Suscitar la vivencia, mediante el movimiento de la remembranza, es uno de los propósitos de La calle del capitán.
Élmer Hernández invita a mirar a través de cada texto una atmósfera que queda capturada, con sus contornos y prolongaciones, pues cada relato es un completo mundo en sí mismo, elaborado de modo muy personal.
En estos relatos hay fulguración poética, vuelo ensayístico, historias sorprendidas, escondidas, entrevistas, apasionadas; indagaciones filosóficas, psicológicas y existenciales.
Por ello sigue narrando y su oficio es su mejor aliado y destino a seguir. Su experiencia personal sigue creciendo, afinando su inteligencia y convicción. Sus relatos son viajes narrativos de utopía feliz, que incluyen sin ningún temor y a todo riesgo, una senda reflexiva y dramática, diversa y a la vez, llena de certidumbre e incertidumbres, definiciones e indefiniciones, la ambigüedad como fuerza de la narración. Es una poética de la perplejidad que desafía al lector tras los relatos de largo aliento.
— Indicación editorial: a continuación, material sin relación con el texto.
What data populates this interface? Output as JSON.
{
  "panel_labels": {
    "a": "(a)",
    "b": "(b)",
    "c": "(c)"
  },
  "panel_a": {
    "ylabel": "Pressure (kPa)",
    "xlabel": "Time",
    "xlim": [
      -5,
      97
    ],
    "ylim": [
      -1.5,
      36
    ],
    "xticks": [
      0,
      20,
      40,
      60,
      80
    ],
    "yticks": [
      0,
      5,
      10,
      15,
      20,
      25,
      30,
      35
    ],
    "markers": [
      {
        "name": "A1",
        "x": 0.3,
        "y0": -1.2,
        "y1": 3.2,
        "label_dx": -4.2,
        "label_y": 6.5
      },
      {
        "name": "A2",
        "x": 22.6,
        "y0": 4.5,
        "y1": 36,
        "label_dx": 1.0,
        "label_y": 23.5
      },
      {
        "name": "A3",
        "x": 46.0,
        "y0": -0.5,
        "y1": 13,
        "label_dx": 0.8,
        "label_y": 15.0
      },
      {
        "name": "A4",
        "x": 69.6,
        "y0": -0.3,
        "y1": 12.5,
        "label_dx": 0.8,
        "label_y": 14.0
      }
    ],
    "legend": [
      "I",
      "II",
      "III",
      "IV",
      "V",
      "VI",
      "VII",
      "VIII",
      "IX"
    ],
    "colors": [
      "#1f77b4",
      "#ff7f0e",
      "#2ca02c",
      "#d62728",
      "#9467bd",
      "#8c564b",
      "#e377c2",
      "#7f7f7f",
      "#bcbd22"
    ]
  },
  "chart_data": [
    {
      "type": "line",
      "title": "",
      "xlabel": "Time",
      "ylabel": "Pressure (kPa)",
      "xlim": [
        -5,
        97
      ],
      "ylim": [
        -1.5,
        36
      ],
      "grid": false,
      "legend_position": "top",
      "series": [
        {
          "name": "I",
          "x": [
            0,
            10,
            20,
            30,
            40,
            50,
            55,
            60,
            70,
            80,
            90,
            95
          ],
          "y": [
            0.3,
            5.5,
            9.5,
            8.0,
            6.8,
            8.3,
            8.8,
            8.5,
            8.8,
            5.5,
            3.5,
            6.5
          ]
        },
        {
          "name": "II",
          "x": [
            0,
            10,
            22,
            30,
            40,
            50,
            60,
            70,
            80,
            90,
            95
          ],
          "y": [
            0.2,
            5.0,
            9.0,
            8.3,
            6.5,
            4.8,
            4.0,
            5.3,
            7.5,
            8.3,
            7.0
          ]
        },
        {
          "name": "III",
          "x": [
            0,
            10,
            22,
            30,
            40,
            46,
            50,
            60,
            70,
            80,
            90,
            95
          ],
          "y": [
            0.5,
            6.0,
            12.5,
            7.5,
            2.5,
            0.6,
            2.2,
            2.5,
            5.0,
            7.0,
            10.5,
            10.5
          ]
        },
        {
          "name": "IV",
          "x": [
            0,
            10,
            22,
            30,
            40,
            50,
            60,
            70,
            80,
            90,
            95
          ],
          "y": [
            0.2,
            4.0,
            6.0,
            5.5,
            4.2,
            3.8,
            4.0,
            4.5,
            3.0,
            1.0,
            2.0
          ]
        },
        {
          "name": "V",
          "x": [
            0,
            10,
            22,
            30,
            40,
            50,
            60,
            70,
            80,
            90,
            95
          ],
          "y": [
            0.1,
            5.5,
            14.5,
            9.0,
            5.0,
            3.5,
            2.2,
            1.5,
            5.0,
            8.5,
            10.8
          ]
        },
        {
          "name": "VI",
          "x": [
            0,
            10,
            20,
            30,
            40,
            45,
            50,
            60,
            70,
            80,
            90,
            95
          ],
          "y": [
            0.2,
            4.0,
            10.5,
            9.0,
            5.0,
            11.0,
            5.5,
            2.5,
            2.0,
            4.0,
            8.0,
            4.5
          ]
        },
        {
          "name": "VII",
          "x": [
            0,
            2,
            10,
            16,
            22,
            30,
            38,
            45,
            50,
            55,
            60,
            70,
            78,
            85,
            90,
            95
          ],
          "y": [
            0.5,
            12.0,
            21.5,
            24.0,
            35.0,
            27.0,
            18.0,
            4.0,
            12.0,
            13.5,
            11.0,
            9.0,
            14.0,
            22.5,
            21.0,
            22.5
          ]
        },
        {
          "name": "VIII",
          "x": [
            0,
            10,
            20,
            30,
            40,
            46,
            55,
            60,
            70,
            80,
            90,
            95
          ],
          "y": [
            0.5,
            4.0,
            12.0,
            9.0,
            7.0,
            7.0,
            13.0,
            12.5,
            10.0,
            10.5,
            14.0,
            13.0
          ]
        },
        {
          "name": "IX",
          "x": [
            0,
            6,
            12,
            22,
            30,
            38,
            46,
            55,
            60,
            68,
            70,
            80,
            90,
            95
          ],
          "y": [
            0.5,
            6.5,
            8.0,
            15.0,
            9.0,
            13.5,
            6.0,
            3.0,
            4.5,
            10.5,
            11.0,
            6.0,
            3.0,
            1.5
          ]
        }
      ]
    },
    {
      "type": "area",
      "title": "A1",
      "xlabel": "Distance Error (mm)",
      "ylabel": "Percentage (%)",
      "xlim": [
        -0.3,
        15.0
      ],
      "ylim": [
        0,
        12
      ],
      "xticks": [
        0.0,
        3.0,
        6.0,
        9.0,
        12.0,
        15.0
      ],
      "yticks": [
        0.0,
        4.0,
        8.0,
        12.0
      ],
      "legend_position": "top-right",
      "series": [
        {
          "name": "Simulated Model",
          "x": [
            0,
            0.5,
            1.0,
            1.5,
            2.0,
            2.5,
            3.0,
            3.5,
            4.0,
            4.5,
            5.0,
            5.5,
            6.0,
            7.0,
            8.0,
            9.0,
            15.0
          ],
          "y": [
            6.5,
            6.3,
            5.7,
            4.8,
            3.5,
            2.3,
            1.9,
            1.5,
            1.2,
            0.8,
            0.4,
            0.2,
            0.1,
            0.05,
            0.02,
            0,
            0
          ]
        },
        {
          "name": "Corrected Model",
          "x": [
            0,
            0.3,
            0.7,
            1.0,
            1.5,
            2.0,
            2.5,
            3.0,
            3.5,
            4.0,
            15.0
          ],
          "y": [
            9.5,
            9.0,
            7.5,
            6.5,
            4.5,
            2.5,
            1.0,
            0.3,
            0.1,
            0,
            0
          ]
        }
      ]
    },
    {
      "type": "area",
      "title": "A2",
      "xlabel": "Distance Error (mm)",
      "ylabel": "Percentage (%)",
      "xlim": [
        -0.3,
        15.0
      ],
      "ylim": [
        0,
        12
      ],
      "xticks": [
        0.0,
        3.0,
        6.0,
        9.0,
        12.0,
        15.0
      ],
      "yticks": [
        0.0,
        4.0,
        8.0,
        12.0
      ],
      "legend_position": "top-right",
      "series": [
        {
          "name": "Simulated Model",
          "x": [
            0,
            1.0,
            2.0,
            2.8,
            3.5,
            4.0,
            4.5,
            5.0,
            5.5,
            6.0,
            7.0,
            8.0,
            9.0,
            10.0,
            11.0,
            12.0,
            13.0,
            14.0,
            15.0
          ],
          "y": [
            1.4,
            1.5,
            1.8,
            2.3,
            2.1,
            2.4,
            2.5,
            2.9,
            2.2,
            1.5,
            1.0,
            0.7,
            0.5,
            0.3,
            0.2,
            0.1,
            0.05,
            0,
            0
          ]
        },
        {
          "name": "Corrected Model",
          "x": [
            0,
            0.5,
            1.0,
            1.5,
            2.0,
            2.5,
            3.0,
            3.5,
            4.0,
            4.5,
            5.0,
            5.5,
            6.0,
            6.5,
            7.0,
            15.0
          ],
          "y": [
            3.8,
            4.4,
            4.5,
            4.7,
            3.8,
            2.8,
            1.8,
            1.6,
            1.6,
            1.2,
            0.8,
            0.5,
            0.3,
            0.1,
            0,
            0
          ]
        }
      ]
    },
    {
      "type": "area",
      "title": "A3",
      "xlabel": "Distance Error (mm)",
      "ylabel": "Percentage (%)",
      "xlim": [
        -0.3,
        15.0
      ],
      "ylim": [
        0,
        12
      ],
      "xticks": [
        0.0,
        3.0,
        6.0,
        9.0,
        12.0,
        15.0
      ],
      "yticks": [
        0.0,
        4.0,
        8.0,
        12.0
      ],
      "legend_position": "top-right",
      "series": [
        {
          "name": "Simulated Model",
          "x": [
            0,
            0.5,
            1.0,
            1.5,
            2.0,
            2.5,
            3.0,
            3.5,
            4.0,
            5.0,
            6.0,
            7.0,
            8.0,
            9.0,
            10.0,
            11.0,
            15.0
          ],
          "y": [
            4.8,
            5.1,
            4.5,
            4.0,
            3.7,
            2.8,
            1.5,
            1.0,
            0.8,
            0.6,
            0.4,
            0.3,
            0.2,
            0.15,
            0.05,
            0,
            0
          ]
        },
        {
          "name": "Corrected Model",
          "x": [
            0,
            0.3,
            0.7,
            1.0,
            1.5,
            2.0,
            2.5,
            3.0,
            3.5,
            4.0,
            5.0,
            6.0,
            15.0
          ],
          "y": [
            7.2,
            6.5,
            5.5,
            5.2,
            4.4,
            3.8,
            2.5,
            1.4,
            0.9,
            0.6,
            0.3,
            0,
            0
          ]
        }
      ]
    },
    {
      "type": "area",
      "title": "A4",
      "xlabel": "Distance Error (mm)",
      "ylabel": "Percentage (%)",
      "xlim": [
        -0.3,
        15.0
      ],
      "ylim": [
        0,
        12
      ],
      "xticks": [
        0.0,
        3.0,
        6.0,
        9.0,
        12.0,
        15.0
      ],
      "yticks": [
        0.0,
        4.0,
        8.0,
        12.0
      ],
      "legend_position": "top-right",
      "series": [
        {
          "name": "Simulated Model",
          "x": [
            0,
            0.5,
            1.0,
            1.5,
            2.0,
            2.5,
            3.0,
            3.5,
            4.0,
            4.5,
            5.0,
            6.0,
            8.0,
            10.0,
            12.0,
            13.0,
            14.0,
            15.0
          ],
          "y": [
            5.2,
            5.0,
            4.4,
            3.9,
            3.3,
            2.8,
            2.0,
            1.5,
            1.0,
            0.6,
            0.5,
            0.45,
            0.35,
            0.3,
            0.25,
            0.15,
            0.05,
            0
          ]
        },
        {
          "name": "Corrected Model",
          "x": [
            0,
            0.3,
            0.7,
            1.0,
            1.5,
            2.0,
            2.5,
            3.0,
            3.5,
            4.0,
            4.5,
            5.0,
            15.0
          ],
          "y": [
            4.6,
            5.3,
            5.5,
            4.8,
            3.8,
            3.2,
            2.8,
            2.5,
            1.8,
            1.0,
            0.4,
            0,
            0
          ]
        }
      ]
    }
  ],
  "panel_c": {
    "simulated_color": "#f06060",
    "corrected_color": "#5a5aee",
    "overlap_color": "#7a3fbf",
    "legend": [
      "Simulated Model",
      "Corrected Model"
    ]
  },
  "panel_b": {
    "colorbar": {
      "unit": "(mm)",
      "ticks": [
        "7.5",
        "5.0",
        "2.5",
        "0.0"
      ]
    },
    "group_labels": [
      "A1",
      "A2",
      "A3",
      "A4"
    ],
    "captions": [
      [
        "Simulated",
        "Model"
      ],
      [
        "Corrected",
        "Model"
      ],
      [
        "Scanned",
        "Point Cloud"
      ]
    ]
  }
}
Su búsqueda primordial consiste en cómo dar lugar, en lo real vivido, a los sueños de la otra realidad.
La apuesta de Hernández es por revelar tal realidad, en combate contra la ignominia que rodea a los verdaderos creadores de voces y de ámbitos, quienes se empeñan en ejercitar un humanismo trascendental.
Aquí se produce un encuentro, la convergencia de una voz diferente, en marcha, dotada de una voluntad creadora, un ánimo que promulga la verdad interior, alumbrada e instalada en la escritura, pasión inventiva, facultad de imaginar (unión de concepto e imagen), valor intelectual, revelación de una parte de la esencia humana. Arte, técnica, testimonio, creación, experiencia, poesía y simbolización escrita, todo junto en estas páginas con destino a nuestra lectura.
Gabriel Arturo Castro
1 comentario:
Muy bien amigo Gabriel Arturo, siempre pendiente de las novedades literarias. Las obras de mampostería prometen grandes logros para los lectores juiciosos de la nueva poesía y los relatos del capitán aún están en mi mesa sin ser devorados.